A cosmo synthesizer on display at the Toshio Kashio Memorial Museum of Invention.
Photo:Takashi Yashima
  And speaking of CASIO during this period, no one can forget the name Yukihiro Takahashi. With his career as drummer/vocalist of the band YMO, he’s one artist who symbolized the age. In a tour article in the February 1986 issue, he explained that in addition to a CZ-5000 created to custom specifications (designed so a stick could be docked to it), he used a Cosmo Synthesizer as an electric drum sound source and a CASIO RZ-1 rhythm machine for which he provided the samples. The story of how CASIO pursued such formidable product development with Isao Tomita, together with the cooperation with two individuals who represent synthesizer music in Japan, is revealed in other articles from that decade as well.
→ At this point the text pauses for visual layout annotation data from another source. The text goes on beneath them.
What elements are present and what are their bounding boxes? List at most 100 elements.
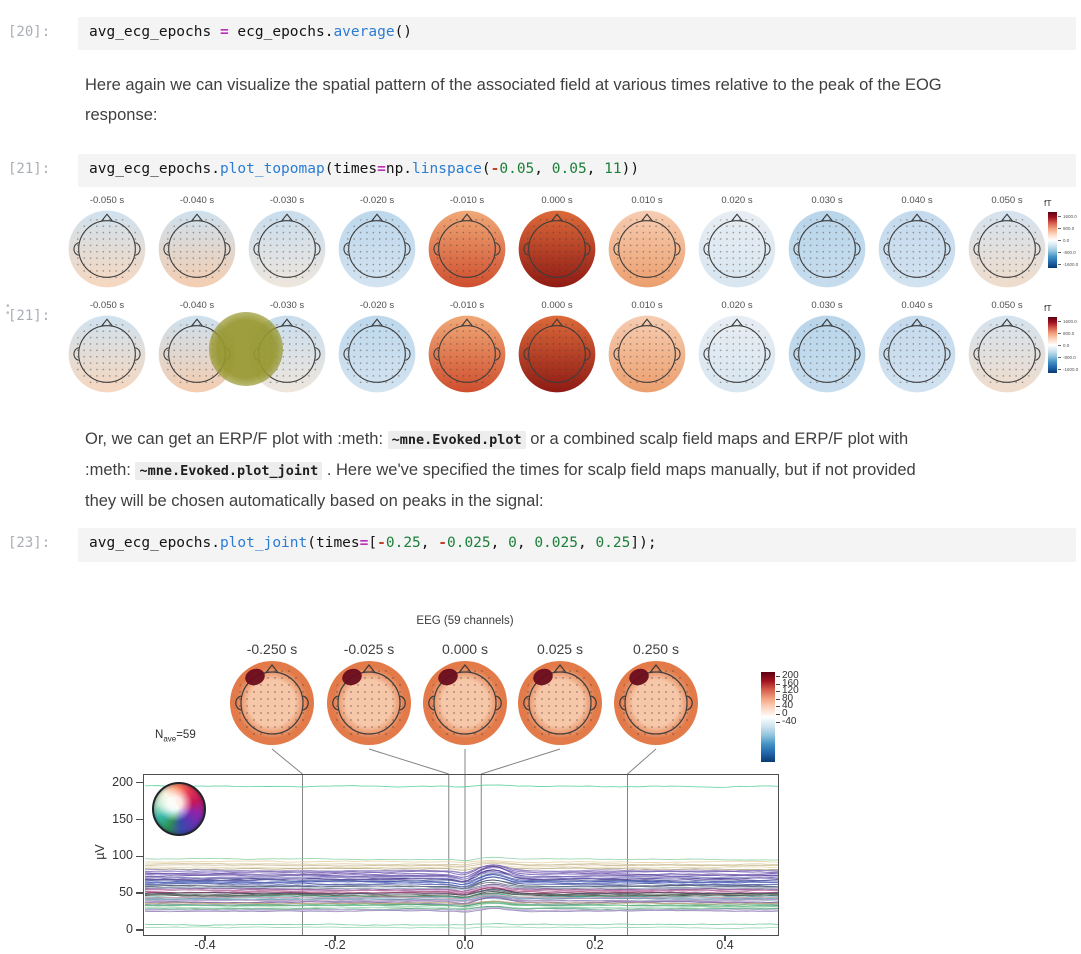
topomap-head-image <box>518 315 596 393</box>
joint-topomap-time-label: 0.025 s <box>537 641 583 657</box>
topomap-head-image <box>428 210 506 288</box>
topomap-time-label: -0.010 s <box>449 195 485 206</box>
y-tick-label: 150 <box>112 811 133 826</box>
cell21-output-prompt: [21]: <box>8 308 51 324</box>
topomap-time-label: 0.040 s <box>901 195 933 206</box>
topomap-time-label: 0.030 s <box>811 195 843 206</box>
topomap-time-label: 0.010 s <box>631 195 663 206</box>
code-token: linspace <box>412 161 482 177</box>
x-tick-label: 0.0 <box>456 938 474 952</box>
code-token: 0.25 <box>385 535 421 551</box>
code-token: - <box>377 535 386 551</box>
topomap-head <box>605 207 689 291</box>
joint-colorbar-tick: 160 <box>782 677 799 689</box>
markdown-line: :meth: ~mne.Evoked.plot_joint . Here we'… <box>85 455 916 486</box>
x-tick-label: -0.4 <box>194 938 216 952</box>
topomap-head-image <box>614 661 698 745</box>
code-token: )) <box>621 161 640 177</box>
joint-colorbar-tick: 80 <box>782 692 794 704</box>
topomap-head-image <box>327 661 411 745</box>
topomap-time-label: 0.020 s <box>721 300 753 311</box>
cell20-code-input[interactable]: avg_ecg_epochs = ecg_epochs.average() <box>78 17 1076 50</box>
code-token: = <box>219 24 229 40</box>
colorbar-tick-label: 1600.0 <box>1063 214 1077 219</box>
topomap-head <box>155 207 239 291</box>
topomap-head-image <box>338 210 416 288</box>
topomap-time-label: -0.020 s <box>359 195 395 206</box>
code-token: (times <box>324 161 378 177</box>
topomap-time-label: -0.040 s <box>179 300 215 311</box>
topomap-head-image <box>428 315 506 393</box>
markdown-text: response: <box>85 106 158 124</box>
code-token: 0.05 <box>499 161 535 177</box>
joint-colorbar <box>761 672 775 762</box>
code-token: - <box>490 161 500 177</box>
joint-colorbar-tick: 200 <box>782 670 799 681</box>
topomap-head-image <box>698 315 776 393</box>
topomap-head-image <box>68 315 146 393</box>
topomap-colorbar <box>1048 212 1057 268</box>
markdown-line: response: <box>85 100 942 130</box>
colorbar-tick-label: -1600.0 <box>1063 262 1079 267</box>
y-tick-label: 0 <box>126 921 133 936</box>
code-token: 11 <box>604 161 622 177</box>
colorbar-tick-label: -1600.0 <box>1063 367 1079 372</box>
x-tick-label: 0.4 <box>716 938 734 952</box>
topomap-colorbar <box>1048 317 1057 373</box>
joint-colorbar-tick: 120 <box>782 685 799 696</box>
topomap-head-image <box>68 210 146 288</box>
topomap-head-image <box>230 661 314 745</box>
joint-topomap-head <box>419 657 511 749</box>
topomap-time-label: 0.050 s <box>991 195 1023 206</box>
code-token: 0.025 <box>446 535 491 551</box>
topomap-head-image <box>248 210 326 288</box>
joint-colorbar-tick: 0 <box>782 707 788 719</box>
markdown-line: Here again we can visualize the spatial … <box>85 70 942 100</box>
code-token: ]); <box>630 535 657 551</box>
topomap-head <box>65 207 149 291</box>
code-token: 0.25 <box>595 535 631 551</box>
topomap-head <box>875 207 959 291</box>
topomap-time-label: -0.020 s <box>359 300 395 311</box>
markdown-paragraph-2: Or, we can get an ERP/F plot with :meth:… <box>85 424 916 516</box>
topomap-time-label: -0.050 s <box>89 300 125 311</box>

  In 1988 the CZ series evolved into the VZ series, which boasted an iPD sound source that grew out of the PD sound source. According to a Keyboard Magazine article, the thin sound from digital synthesizers often was a problem, and the robust sound of the VZ series proved popular.s
  CASIO’s electronic instrument technology has been passed down continuously over the years, to the high-grade keyboard CT-X series introduced in 2018 and Casiotone CT-S200 released in 2019, and to CASIO electronic pianos, beginning with the Privia series and the CELVIANO series. In the years ahead as well, CASIO’s advanced technology will undoubtedly remain popular with various keyboard artists and Keyboard Magazine.